Liberalism is a dirty word in today’s left. You hear it most often as an insult, neoliberalism, hurled by the hard left against anyone accused of insufficient hostility to free enterprise and other open systems. If you trust the free market and individual judgement over state regulation, you might just be a neoliberal.
And neoliberals are the biggest enemies of the left.
Liberal has become a slur on the illiberal left which is intolerant of open and tolerant systems. The defining symbol of the illiberal left is the campus safe space where no free speech is allowed. Safe spaces take the college, once the symbol of a liberal commitment to the free exchange of ideas, and invert it into a space that is safe from the free exchange of ideas under a warm and fuzzy name.
The safe space isn’t a campus eccentricity. As the riots from Berkeley to Boston show, using violence to silence free speech isn’t just something overzealous college kids do. It’s what the left does now.
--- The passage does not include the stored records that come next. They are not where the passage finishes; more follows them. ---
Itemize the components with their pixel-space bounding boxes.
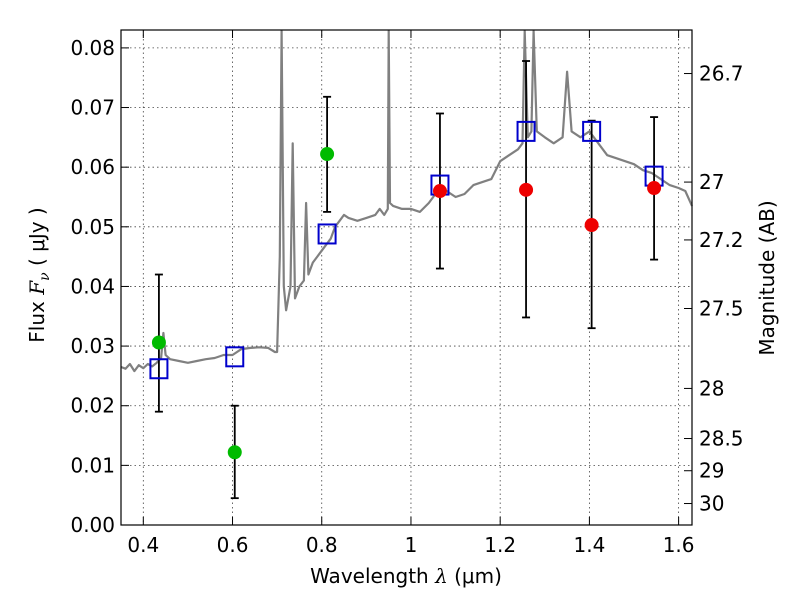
y2-tick-label: 27.5: [699, 297, 744, 321]
detection-point: [151, 335, 166, 350]
x-axis-label: Wavelength λ (μm): [310, 564, 502, 588]
y-axis-label: Flux Fν ( μJy ): [25, 207, 53, 342]
model-photometry-squares: [149, 120, 664, 380]
y-tick-label: 0.05: [70, 215, 115, 239]
model-spectrum: [120, 29, 694, 373]
x-tick-label: 1: [405, 533, 418, 557]
y2-tick-label: 30: [699, 492, 724, 516]
plot-frame: [120, 29, 693, 526]
nondetection-point: [584, 218, 599, 233]
tick-labels: 0.4 0.6 0.8 1 1.2 1.4 1.6 0.00 0.01 0.02 0.03 0.04 0…: [70, 36, 743, 557]
x-tick-label: 1.2: [484, 533, 516, 557]
y2-axis-label: Magnitude (AB): [755, 200, 779, 355]
x-tick-label: 1.6: [663, 533, 695, 557]
nondetection-point: [432, 184, 447, 199]
y-tick-label: 0.04: [70, 274, 115, 298]
model-square: [317, 223, 337, 245]
y2-tick-label: 29: [699, 459, 724, 483]
detection-point: [320, 147, 335, 162]
spectrum-line: [120, 29, 694, 373]
y-tick-label: 0.06: [70, 155, 115, 179]
y2-tick-label: 27.2: [699, 228, 744, 252]
model-square: [225, 346, 245, 368]
model-square: [516, 120, 536, 142]
y2-tick-label: 26.7: [699, 62, 744, 86]
model-square: [149, 358, 169, 380]
y-tick-label: 0.00: [70, 513, 115, 537]
nondetection-point: [647, 181, 662, 196]
model-square: [582, 120, 602, 142]
x-tick-label: 0.8: [306, 533, 338, 557]
x-tick-label: 0.6: [217, 533, 249, 557]
y2-tick-label: 27: [699, 170, 724, 194]
detection-point: [227, 445, 242, 460]
y-tick-label: 0.08: [70, 36, 115, 60]
nondetection-point: [519, 182, 534, 197]
x-tick-label: 1.4: [573, 533, 605, 557]
axis-ticks: [121, 30, 692, 526]
observed-photometry-points: [151, 147, 662, 460]
y2-tick-label: 28: [699, 376, 724, 400]
y-tick-label: 0.07: [70, 96, 115, 120]
x-tick-label: 0.4: [127, 533, 159, 557]
y-tick-label: 0.01: [70, 453, 115, 477]
y2-tick-label: 28.5: [699, 427, 744, 451]
grid-lines: [121, 30, 692, 526]
y-tick-label: 0.02: [70, 394, 115, 418]
y-tick-label: 0.03: [70, 334, 115, 358]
And sympathetic lefty mayors of cities put on the same show of helplessness as university administrators.
When the New York Times runs multiple editorials attacking the very idea of speech, one such op-ed claimed that some forms of speech were stressful and therefore a form of violence, it’s not college kids.
It’s the illiberal left.
After Trump’s win, the left reacted by finding fault with an excessively open society. The media blamed “Fake News” spread on social media for his victory and pressured Facebook, Twitter and Google into agreeing to its let its fact checkers decide what was and wasn’t legitimate. It wasn’t censorship, they insisted. It was social responsibility. And social responsibility is how censors justify what they do.
Meanwhile the latest wave of blacklists seeks to shut down organizations and silence individuals.
The post-election paranoia over Fake News and Russia, and the blacklisting surge have a common underlying theme. Our society is too open. Something has to be done to securely shut it down.
Free speech has the same problem as free enterprise. It assumes that we should trust people.